2Division of Infectious Diseases, Department of Internal Medicine, Seoul St. Mary’s Hospital, College of Medicine, The Catholic University of Korea, Seoul, Korea

Correspondence to:

Jong Wook Lee, e-mail: jwlee@catholic.ac.kr

Keywords: acute myeloid leukemia, acute lymphoid leukemia, cytomegalovirus, graft-vs-leukemia

Received: December 12, 2015     Accepted: January 29, 2016     Published: February 12, 2016


Cytomegalovirus (CMV)-reactivation is associated with graft-vs-leukemia (GVL) effect by stimulating natural-killer or T-cells, which showed leukemia relapse prevention after hematopoietic stem cell transplantation (HSCT). We enrolled patients with acute myeloid leukemia (n = 197) and acute lymphoid leukemia (n = 192) who underwent allogeneic-HSCT in first remission.
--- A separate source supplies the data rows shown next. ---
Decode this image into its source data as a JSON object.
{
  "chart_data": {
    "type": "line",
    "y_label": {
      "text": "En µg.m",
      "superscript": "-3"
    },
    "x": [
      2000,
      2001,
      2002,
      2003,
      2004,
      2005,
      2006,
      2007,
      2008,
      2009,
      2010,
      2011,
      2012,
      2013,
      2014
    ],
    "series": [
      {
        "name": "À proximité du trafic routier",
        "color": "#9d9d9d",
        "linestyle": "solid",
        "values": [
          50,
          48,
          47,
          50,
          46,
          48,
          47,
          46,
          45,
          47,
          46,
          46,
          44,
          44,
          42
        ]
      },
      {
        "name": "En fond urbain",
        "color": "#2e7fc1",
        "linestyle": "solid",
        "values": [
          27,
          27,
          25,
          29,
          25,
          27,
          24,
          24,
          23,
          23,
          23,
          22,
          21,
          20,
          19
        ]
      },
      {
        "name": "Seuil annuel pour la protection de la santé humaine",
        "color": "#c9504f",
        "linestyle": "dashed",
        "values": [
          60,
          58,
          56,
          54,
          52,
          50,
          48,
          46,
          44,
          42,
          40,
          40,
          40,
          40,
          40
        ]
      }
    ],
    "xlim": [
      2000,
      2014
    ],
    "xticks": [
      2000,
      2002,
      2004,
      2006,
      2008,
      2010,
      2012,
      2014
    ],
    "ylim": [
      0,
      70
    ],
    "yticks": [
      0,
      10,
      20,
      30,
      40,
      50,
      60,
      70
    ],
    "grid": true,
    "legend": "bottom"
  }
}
We measured RQ-PCR weekly to detect CMV-reactivation and preemptively used ganciclovir (GCV) when the titer increased twice consecutively, but GCV was sometimes delayed in patients without significant graft-vs-host disease (GVHD) by reducing immunosuppressive agents. In the entire group, CMV-reactivation showed poor overall survival (OS). To evaluate subsequent effects of CMV-reactivation, we excluded early relapse and deaths within 100 days, during which most of the CMV-reactivation occurred. Untreated CMV-reactivated group (n = 173) showed superior OS (83.8% vs. 61.7% vs. 74.0%, p < 0.001) with lower relapse rate (10.1% vs 22.1% vs. 25.5%, p = 0.004) compared to GCV-treated CMV-reactivated group (n = 122) and CMV-undetected group (n = 42). After excluding chronic GVHD, untreated CMV-reactivated group still showed lower relapse rate (9.4% vs. 24.1% vs. 30.2%, p = 0.006). Multivariate analysis showed adverse-risk karyotype and patients in other than untreated CMV-reactivated group were independent factors for relapse prediction. Our data showed possible GVL effect of CMV-reactivation and minimizing antiviral therapy may benefit for relapse prevention in acute leukemia.